The black man turned and looked at me. "Tortuguero," he said. He said it like a password but made no secret sign. He said it because he needed to say the name aloud just there and then to me. I nodded, felt dizzy.... How did he know that I knew where Tortuguero was? I shall never see the picture.

“The things that matter don't necessarily make sense.”

…this time I fealt a Power in me what circelt with it. Membering when the thot come to me: THE ONLYES POWER IS NO POWER. Wel now I sust that wernt qwite it. It aint that its no Power. Its the not sturgling for Power that’s where the Power is. Its in jus letting your self behynt and letting your self be where it says in Eusa 5:

… in tu the hart uv the stoan hart uv the dans. Evere thing blippin & bleapin & movin in the shiftin uv thay Nos. Sum tyms bytin sum tyms bit.

'Do you think about fidelity sometimes?' said the head [of Orpheus].
'Sometimes.' Years after Luise had gone I found inside a copy of Rilke's Neue Gedichte her recipe for bread; I'd never seen her use a written-down recipe but there it was in her writing on a folded-up feint-ruled notebook page marking 'Orpheus, Eurydike, Hermes':

1.5 kg granary flour
2 dessertsp oil
1      "   salt
1 tblesp caraway seeds
2      "  dried yeast
1½ pts water, bloodwarm
1 teasp sugar

Put flour in a bowl, add oil & caraway seeds. Put sugar & yeast in a jug, add a little of the warm water. Leave for 10-15 mins in a warm place to froth, add salt to warm water. When yeast dissolved, add to the flour and water. Stir, then turn on to a floured board & knead 10-15 mins until it is elastic. Put back in bowl, cover, leave to rise in warm place. When doubled in size, take out, divide into 2, knead & thump, shape into loaves and put in greased tins.
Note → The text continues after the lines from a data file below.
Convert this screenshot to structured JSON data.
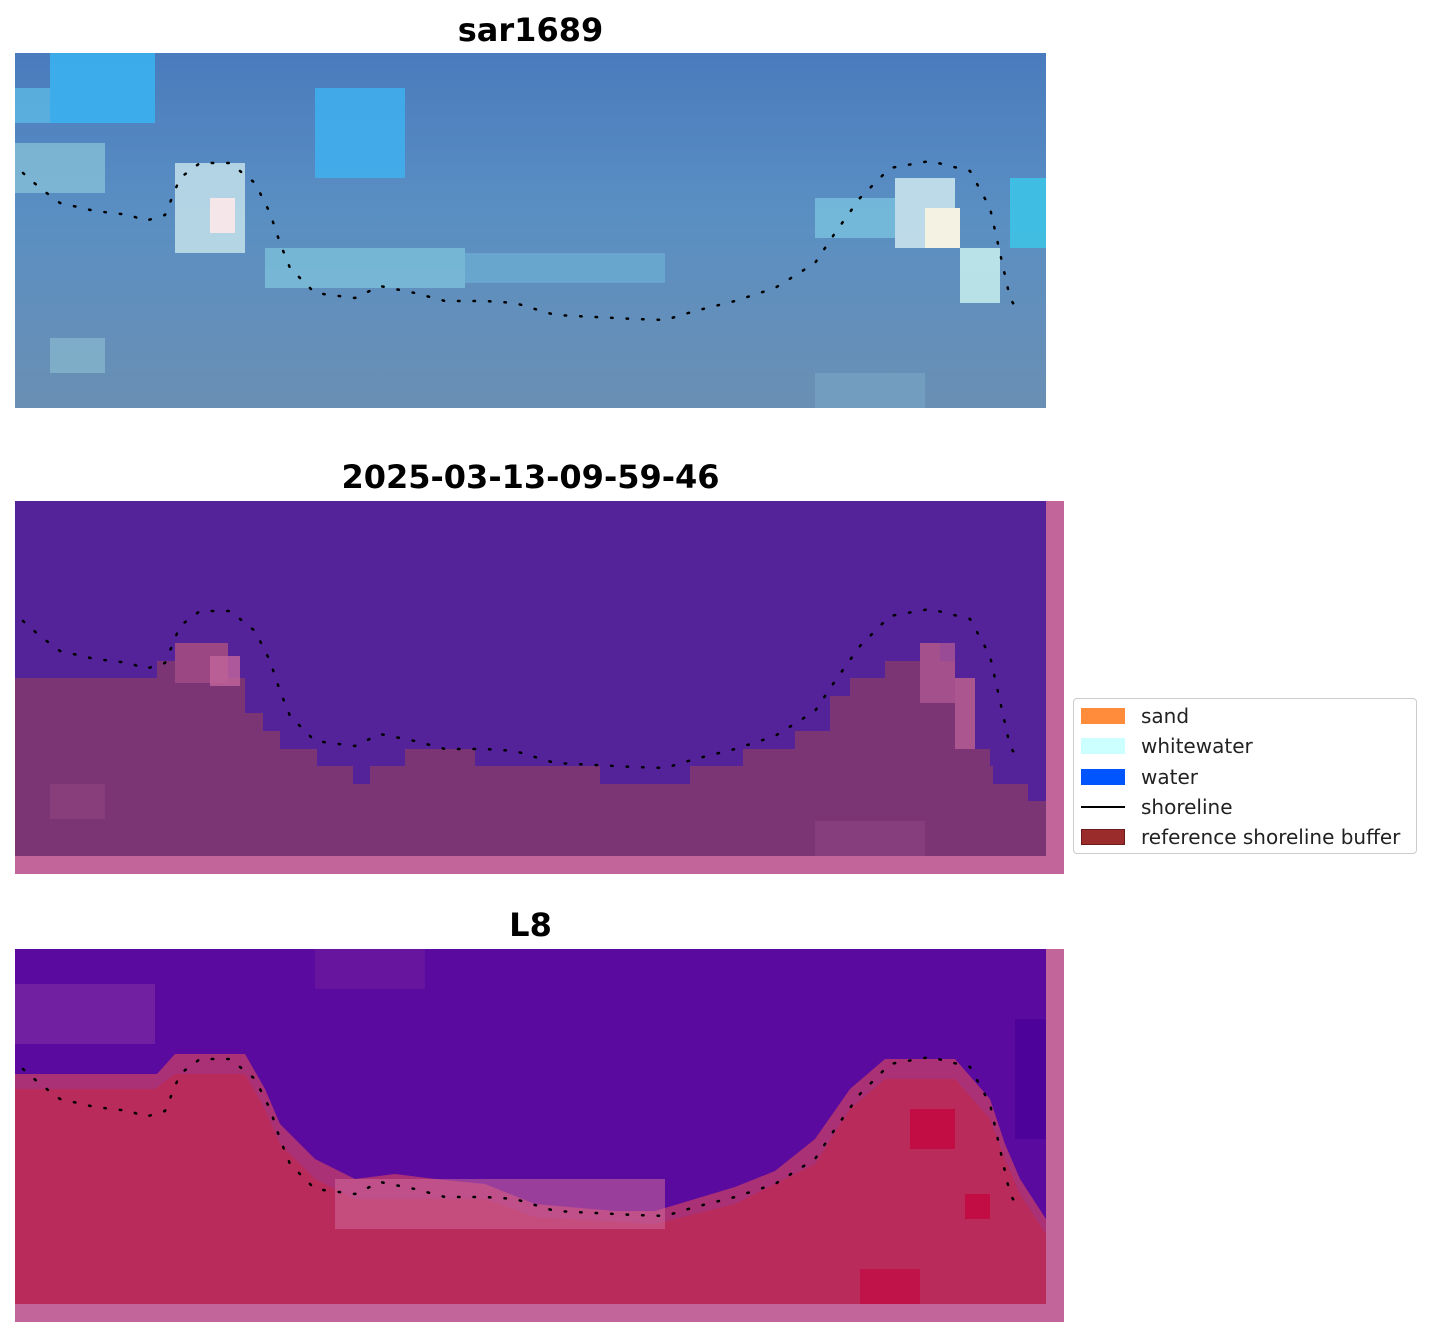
{
  "panels": [
    {
      "title": "sar1689"
    },
    {
      "title": "2025-03-13-09-59-46"
    },
    {
      "title": "L8"
    }
  ],
  "legend": {
    "items": [
      {
        "label": "sand",
        "color": "#ff8c3a",
        "kind": "patch"
      },
      {
        "label": "whitewater",
        "color": "#ccffff",
        "kind": "patch"
      },
      {
        "label": "water",
        "color": "#0055ff",
        "kind": "patch"
      },
      {
        "label": "shoreline",
        "color": "#000000",
        "kind": "line"
      },
      {
        "label": "reference shoreline buffer",
        "color": "#9b2c2c",
        "kind": "patch"
      }
    ]
  },
  "colors": {
    "rgb_water": "#4a7bb8",
    "classified_water": "#54239a",
    "classified_land": "#7b3575",
    "buffer_edge": "#c2659a",
    "mndwi_water": "#5a0a9e",
    "mndwi_land": "#c2284d"
  }
}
Cover, leave for 10 mins in a warm place, then put in oven & bake at 220º for 40-5 mins.

The smell of the brown loaves was like fidelity.

"Every night the departure softly closes the door of the house behind it and puts its foot to the dark road; there is a continual walking into the the dark on the road away. Other nights I have lain in my bed; tonight I hear my footsteps on the road, tonight I put my feet into my footsteps and I go."

Fidelity is a matter of perception; nobody is unfaithful to the sea or to mountains or to death: once recognized they fill the heart. In love or in terror or in loathing one responds to them with the true self; fidelity is not an act of the will: the soul is compelled by recognitions. Anyone who loves, anyone who perceives the other person fully can only be faithful, can never be unfaithful to the sea and the mountains and the death in that person, so pitiful and heroic is it to be a human being.